Thank you for posting. I note a common error when people try to explain the cumulative charts:
" Romney's vote totals go up as time passes almost exactly mirroring Dr. Paul's going down, with all other candidates holding steady."

The horizontal axis of the chart is not TIME. It is Cumulative Vote Tally, the number of votes in each precincts, cumulatively summed up from left to right.

There are some good things to come, stay tuned!

Meanwhile, please beg your county election clerk to provide RAW election data, BEFORE it gets into the central tabulator. I need this for analysis.

Thanks
 
Thank you for posting. I note a common error when people try to explain the cumulative charts:
" Romney's vote totals go up as time passes almost exactly mirroring Dr. Paul's going down, with all other candidates holding steady."

The horizontal axis of the chart is not TIME. It is Cumulative Vote Tally, the number of votes in each precincts, cumulatively summed up from left to right.

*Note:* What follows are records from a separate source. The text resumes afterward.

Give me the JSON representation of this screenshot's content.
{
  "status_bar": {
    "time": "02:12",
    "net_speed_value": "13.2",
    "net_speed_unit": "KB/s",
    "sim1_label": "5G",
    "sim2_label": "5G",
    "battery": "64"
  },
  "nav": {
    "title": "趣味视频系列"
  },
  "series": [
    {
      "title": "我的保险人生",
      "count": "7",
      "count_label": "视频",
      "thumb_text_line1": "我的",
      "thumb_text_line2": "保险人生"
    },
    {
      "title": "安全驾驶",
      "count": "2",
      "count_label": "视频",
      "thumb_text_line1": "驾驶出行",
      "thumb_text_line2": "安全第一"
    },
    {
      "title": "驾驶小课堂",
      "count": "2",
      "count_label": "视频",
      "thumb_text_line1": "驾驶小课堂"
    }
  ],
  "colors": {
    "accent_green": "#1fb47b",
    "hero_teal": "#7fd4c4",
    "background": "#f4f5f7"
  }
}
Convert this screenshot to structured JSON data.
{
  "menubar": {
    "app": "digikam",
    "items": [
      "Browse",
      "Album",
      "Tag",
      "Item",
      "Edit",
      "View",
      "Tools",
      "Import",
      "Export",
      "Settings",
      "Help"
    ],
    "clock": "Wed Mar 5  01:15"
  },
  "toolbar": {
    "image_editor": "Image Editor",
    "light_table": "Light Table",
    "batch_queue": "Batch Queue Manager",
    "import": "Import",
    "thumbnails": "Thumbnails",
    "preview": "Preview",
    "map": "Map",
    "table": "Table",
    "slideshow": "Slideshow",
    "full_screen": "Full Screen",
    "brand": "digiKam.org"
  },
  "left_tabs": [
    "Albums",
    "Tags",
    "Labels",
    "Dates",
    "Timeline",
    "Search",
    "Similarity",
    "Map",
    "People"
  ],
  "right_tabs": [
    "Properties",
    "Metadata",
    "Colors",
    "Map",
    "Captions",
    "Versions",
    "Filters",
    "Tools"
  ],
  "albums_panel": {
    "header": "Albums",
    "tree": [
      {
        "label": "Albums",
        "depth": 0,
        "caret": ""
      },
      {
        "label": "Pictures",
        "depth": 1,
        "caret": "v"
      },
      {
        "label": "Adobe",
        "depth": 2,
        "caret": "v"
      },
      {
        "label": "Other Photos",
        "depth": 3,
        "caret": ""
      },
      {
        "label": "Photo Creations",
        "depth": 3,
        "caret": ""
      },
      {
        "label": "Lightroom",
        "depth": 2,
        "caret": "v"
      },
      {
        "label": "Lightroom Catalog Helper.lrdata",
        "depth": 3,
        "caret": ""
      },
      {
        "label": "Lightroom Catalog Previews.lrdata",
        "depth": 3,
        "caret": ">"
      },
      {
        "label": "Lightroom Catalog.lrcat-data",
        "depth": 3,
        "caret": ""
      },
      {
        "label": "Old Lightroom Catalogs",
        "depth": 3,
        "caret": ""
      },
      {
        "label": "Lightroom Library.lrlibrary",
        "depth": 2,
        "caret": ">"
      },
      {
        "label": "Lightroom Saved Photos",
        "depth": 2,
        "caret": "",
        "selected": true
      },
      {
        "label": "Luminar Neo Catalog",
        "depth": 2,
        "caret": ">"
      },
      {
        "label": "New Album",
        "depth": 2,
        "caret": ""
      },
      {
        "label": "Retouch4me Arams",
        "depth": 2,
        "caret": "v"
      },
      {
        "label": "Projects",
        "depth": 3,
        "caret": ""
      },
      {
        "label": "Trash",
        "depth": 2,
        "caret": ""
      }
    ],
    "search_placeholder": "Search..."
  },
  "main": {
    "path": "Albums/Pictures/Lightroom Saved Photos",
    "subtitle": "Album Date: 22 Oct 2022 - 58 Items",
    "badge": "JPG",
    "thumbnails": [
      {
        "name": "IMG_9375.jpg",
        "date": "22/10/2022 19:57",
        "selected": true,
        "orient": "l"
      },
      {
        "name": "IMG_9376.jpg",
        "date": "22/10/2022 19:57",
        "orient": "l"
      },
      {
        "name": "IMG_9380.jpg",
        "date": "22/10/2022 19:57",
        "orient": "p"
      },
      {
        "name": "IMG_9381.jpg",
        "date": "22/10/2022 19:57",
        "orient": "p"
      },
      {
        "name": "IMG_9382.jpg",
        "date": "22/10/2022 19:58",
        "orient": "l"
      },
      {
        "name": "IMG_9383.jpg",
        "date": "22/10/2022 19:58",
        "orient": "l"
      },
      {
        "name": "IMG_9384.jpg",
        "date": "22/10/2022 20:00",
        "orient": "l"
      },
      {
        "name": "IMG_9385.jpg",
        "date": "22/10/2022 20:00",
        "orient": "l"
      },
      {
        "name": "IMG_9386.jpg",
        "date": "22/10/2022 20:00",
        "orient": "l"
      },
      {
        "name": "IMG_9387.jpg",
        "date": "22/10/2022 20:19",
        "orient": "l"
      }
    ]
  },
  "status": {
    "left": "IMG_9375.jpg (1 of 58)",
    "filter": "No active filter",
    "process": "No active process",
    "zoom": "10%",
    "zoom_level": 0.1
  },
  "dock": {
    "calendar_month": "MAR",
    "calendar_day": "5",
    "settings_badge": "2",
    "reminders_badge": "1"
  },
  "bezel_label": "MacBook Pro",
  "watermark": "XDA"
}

There are some good things to come, stay tuned!

Meanwhile, please beg your county election clerk to provide RAW election data, BEFORE it gets into the central tabulator. I need this for analysis.

Thanks

Just to clarify (and please correct me if this is wrong): When building the graph, you are adding precincts from left to right in order of smallest precinct to largest precinct, right? Smallest precincts on the left, and the further you go to the right, the bigger and bigger the precincts are that you're adding into the overall tally.

This is important in understanding the graphs because they apparently aren't flipping votes in small precincts. This is why the curve is normal on the left, and then when you reach a certain point in the graph (when you get to a certain size of precinct) then the curve changes, indicating the vote flipping.

The reason for this is apparently because when a re-count is ordered, they only re-count 1% of the precincts in each county, and they pick the smallest precincts in order to keep the recount as easy as possible. The vote flippers know this so they avoid the small precincts. And because they aren't flipping votes in all precincts, this is how it's even possible to see a statistically improbable deviation in the graph when you stack the precincts from smallest to largest, going left to right.
 
The reason for this is apparently because when a re-count is ordered, they only re-count 1% of the precincts in each county, and they pick the smallest precincts in order to keep the recount as easy as possible. The vote flippers know this so they avoid the small precincts. And because they aren't flipping votes in all precincts, this is how it's even possible to see a statistically improbable deviation in the graph when you stack the precincts from smallest to largest, going left to right.

Exactly
 
Just to clarify (and please correct me if this is wrong): When building the graph, you are adding precincts from left to right in order of smallest precinct to largest precinct, right? Smallest precincts on the left, and the further you go to the right, the bigger and bigger the precincts are that you're adding into the overall tally.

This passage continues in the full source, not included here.